Disclaimer : Eumh.. *ngelirik Kishimoto yang lagi ngacungin golok*. I─itu punyanya Kishimoto Masashi..
Pair : GaaraXNaruto
WARNING : OOC, AU, Gaje and aneh pula. Fiksi BL! Buat yang nggak suka sama pairingnya, Please don't read!
Enjoy!
.
Aku mendengar suara panggilan
Jeritan seseorang di tengah kesedihan yang bagaikan kegelapan
Di mana kau terlihat begitu bercahaya
dalam hatiku yang dingin ini.
.
Without you by Naara Akira
Chapter 1
.
Aroma khas angin musim dingin makin tercium jelas saat butiran-butiran bening turun perlahan dari langit kelam. Sontak orang-orang yang tengah berlalu-lalang di luar sana mulai berlarian panik dan bergegas mencari tempat berlindung dari hantaman pasukan air yang kian lama kian melipat ganda jumlahnya. Namun tidak untuk seorang pemuda yang sudah terlindung di balik kaca jendela mobil mewah yang tengah dinaikinya. Mata emeraldnya menatap kosong puluhan manusia yang berjejalan saling berlarian ke sana kemari.
"...ra.."
Pemuda itu sedikit memijat pelipisnya. Sekelebat memori akan mimpi buruknya kembali merasuk ke dalam pikirannya yang kosong.

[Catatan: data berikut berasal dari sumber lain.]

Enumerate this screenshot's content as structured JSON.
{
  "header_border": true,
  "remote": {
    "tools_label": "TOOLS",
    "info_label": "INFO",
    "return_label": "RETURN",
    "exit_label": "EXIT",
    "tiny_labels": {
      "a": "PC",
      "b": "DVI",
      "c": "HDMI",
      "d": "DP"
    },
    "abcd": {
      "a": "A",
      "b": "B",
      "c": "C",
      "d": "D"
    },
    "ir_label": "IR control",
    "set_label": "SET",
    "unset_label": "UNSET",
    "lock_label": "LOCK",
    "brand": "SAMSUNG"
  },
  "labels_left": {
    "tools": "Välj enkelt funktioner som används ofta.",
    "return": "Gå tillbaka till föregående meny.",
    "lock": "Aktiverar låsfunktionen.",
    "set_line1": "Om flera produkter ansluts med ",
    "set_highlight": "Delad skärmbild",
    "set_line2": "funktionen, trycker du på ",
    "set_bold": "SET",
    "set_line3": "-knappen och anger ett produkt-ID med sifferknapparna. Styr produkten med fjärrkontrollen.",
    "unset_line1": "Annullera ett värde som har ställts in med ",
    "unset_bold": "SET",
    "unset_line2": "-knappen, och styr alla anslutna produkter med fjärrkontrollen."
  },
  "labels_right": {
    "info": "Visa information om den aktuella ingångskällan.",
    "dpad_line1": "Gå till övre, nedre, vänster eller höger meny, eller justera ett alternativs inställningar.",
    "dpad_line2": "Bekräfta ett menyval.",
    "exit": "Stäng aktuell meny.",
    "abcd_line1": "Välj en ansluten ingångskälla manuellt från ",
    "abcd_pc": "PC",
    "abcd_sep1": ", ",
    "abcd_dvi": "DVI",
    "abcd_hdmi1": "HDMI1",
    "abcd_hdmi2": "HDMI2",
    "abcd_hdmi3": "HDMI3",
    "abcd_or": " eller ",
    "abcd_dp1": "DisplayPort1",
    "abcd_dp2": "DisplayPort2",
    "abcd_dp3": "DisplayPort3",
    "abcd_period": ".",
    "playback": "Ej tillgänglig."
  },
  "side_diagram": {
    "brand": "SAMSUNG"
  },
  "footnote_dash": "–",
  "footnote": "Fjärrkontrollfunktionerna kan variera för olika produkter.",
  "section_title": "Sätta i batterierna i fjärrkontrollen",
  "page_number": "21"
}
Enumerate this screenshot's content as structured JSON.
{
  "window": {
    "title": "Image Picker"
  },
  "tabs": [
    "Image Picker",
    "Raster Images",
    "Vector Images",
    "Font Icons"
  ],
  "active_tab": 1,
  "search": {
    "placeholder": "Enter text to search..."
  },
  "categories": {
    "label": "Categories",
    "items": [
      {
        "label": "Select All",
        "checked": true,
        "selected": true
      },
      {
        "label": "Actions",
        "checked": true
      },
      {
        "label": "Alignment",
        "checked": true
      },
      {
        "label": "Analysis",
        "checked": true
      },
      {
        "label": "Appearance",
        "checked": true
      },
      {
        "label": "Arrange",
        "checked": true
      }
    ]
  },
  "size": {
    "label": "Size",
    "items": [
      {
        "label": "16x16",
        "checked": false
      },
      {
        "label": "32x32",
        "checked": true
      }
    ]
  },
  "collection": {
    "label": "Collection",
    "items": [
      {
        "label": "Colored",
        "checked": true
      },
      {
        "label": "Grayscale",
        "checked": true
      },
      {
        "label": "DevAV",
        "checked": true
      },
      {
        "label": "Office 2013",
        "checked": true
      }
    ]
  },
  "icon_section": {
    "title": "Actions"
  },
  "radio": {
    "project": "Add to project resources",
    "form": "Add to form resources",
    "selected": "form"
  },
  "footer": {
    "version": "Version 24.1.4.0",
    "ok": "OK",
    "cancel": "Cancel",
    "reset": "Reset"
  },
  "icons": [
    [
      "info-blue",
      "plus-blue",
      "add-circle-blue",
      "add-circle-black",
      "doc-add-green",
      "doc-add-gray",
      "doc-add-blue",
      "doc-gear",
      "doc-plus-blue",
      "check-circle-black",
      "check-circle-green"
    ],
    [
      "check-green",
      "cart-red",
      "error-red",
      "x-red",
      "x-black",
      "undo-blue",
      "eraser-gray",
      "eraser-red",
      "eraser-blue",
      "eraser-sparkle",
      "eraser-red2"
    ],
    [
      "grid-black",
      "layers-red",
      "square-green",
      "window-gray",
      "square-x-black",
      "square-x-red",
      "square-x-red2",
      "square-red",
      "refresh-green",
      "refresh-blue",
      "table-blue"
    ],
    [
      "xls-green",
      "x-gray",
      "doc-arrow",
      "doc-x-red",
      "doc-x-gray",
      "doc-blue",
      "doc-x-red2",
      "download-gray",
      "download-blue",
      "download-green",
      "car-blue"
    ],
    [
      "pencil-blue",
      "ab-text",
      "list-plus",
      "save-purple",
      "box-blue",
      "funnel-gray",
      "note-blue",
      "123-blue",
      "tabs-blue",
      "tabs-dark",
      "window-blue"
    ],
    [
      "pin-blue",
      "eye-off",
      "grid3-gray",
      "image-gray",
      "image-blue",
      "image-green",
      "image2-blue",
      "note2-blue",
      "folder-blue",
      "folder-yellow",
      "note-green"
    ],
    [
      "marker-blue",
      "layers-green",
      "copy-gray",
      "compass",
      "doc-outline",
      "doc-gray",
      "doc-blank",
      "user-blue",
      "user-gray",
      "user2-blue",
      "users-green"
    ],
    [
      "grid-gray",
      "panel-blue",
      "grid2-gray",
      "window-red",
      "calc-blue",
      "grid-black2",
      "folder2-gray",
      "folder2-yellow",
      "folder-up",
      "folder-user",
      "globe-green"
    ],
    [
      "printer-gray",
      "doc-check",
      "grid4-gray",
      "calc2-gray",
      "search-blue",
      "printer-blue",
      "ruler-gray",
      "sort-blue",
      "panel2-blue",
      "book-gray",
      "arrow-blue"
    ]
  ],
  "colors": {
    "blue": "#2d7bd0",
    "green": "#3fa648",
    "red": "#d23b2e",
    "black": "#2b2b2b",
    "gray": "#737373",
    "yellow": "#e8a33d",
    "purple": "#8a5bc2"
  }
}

Seorang pria paruh baya yang ada di balik kursi kemudi menolehkan kepalanya ke arah kursi penumpang yang ada di belakangnya. "Tuan muda, kita sudah sampai," suara berat namun sangat ramah itu membangunkan sang majikan dari lamunannya.
"Naruto..."
"Ada apa, tuan muda?" tanya si pengemudi dengan alis terangkat, heran.
Pemuda berambut merah itu pun tersentak lalu menggeleng, "maaf, bukan apa-apa," jawabnya pelan, "setelah ini tolong sampaikan pada Ayah kalau siang ini aku yang akan langsung menemuinya."
Sang supir itu pun tersenyum, "baik, tuan muda Gaara!" sahutnya lantang sambil menghormat ala tentara.
Pemuda bernama Gaara itu mengangguk, "terima kasih, Asuma," responnya singkat lalu membuka pintu mobilnya.
"Lho! Tunggu dulu, tuan muda! Di luar sedang hujan deras. Biar saya ambilkan payung─."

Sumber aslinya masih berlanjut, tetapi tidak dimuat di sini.